Genel

Soru – Şeriat ve lâiklik ne demektir | Bilgi

Tarih Arapların Türklere Yapmış olduğu İhanet ve Kıyımları Yazıyor.
Şimdilerde el üstünde tutulan Arapların tarih süresince Türklere yaptıkları ihanetler ve Türk düşmanlığını, din kardeşimiz dediğimiz Arapların bizlere iyi mi ihanet ettiklerini araştırabilirsin

Kimin ne dedigi umrumda deyil kim neyi hakediyorsa sonunda hakettigini alacaktır.

Ileti otomatik birleştirildi:

1 –
“1916 yılının şubat ayında zamanı Erzurum Kalesi düşmanın sürpriz bir saldırısıyla düştüğünde,bu durumun Osmanlı ordusundaki Arap subaylarının Çarlık Rusya’sının komutanlarına verdiği bilgiler yardımıyla gerçekleştiği anlaşıldı.”

2-“Osmanlı Saltanatını Yıkma Zamanı Geldi”
Buyruk Hüseyin’in oğlu Faysal, Araplara şu bildiriyi yayımlar: “…Uyanınız! Elele vererek, Osmanlı saltanatını yıkma zamanı geldi.” (2) Buyruk Faysal’ın 11 Ağustos 1919 günlü mektubu: “Tüm Müslümanların gözleri İngiltere’ye dikilmiştir.

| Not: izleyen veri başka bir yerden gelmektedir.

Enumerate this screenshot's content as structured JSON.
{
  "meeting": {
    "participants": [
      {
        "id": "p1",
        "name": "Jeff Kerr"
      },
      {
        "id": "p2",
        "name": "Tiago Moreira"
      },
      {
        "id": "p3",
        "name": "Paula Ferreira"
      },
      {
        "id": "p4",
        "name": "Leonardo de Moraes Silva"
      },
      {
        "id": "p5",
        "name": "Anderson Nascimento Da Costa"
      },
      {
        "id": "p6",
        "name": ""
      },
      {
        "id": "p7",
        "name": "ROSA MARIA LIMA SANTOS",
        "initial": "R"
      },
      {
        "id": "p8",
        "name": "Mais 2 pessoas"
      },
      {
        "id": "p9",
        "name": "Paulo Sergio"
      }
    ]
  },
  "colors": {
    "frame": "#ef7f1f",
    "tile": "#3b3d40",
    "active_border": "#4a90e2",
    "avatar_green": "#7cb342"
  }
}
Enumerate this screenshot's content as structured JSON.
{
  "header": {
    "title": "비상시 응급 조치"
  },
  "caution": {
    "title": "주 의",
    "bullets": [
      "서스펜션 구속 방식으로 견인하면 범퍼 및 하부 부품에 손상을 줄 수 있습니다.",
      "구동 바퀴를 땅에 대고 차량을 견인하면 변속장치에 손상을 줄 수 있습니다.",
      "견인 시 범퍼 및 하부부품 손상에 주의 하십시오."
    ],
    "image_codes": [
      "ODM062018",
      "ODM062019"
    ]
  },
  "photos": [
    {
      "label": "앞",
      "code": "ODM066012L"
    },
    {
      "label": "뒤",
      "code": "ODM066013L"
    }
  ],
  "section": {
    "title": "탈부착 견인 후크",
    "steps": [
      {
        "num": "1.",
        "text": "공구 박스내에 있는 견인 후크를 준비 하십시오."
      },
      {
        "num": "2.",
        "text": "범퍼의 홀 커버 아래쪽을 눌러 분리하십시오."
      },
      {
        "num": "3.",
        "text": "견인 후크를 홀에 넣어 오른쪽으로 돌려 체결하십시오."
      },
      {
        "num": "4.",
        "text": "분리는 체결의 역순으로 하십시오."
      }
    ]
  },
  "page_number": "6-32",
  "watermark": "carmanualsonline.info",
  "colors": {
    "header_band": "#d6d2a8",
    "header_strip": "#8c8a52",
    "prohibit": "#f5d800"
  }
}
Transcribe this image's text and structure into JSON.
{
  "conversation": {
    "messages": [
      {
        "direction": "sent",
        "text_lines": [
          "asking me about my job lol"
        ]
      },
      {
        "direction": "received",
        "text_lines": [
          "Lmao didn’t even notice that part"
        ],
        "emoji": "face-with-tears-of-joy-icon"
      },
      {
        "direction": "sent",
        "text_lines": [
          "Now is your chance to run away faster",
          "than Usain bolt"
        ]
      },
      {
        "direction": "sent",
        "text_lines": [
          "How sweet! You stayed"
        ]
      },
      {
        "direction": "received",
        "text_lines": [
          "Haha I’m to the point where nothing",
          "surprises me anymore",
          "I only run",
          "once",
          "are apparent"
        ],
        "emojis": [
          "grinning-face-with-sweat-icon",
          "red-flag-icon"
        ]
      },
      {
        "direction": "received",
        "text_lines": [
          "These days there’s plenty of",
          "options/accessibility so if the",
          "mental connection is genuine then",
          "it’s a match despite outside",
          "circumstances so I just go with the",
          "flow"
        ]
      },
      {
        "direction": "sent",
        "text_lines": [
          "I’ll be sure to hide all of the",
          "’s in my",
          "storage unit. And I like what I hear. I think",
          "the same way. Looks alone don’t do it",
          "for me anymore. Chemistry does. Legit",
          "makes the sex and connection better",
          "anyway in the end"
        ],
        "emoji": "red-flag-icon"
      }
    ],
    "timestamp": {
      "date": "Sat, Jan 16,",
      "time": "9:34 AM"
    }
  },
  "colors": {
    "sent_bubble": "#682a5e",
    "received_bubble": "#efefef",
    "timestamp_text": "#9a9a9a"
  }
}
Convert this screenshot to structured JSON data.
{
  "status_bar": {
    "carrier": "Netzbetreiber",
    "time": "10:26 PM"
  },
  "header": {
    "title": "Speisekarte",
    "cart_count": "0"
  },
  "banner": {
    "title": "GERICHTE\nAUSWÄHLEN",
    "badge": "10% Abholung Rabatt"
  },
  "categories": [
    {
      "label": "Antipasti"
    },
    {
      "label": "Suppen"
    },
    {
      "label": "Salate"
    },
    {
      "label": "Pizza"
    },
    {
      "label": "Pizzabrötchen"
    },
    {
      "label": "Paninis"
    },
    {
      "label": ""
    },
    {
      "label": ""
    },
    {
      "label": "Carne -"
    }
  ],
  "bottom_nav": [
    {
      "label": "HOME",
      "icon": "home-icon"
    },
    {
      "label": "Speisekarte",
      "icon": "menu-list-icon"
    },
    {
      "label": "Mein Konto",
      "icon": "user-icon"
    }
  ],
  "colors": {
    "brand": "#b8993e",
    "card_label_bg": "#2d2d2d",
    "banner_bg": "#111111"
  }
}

3-Türk-Müslüman İmparatorluğu’nun yıkılmasında aslolan kuvvet olan Araplar, şimdi ödüllerinin nasıl sonuçlanacağını bilmek istiyorlar.”(3)
Mekke Emiri Hüseyin, 11 Mart 1917’de Bağdat’ı eline geçiren General Mod’a, “Bağdat’ı Turanilerden (Türklerden) kurtardığı için Tanrı’a şükrettiğini,

4-İngilizlerin başarılarına duacı bulunduğunu”bildirecektir.(4)
Her kim Türklerden baş getirirse yüz dirhem vereceğim.İmdi Müslümanlar tek tek Türk’lerin başını kesip getirip 100 dirhemi aldılar,Türk’leri dağıtıp hesapsız kırdılar ve mal ve ganimet alıp gene dönerek Merve geldiler.(5)

5-Yaz ulaşınca Kuteybe, Horasan şehirlerine nameler gönderip asker topladı. Sonrasında göçüp Talkan a vardı. Şehrek ki Talkan meliki idi. Neyzekle bağlaşık idi. Kuteybe nin geldiğini işitince firar etti. Kuteybe Talkan’a girmiş olduğu zaman hükmetti ki ahalisini kılıçtan geçireler.

6-Ne kadar kırabilirlerse kıralar. Bunun üstüne Kuteybe’nin askeri orada hesapsız adam öldürdü. (6)
Hepsini öldürün ! Hepsini öldürün !
Kuteybe dedi: -Vallahi eğer benim ömrümden üç söz söyleyecek kadar vakit kalmış olsa bunu derim ki (Uktülühü uktülühü uktülühü).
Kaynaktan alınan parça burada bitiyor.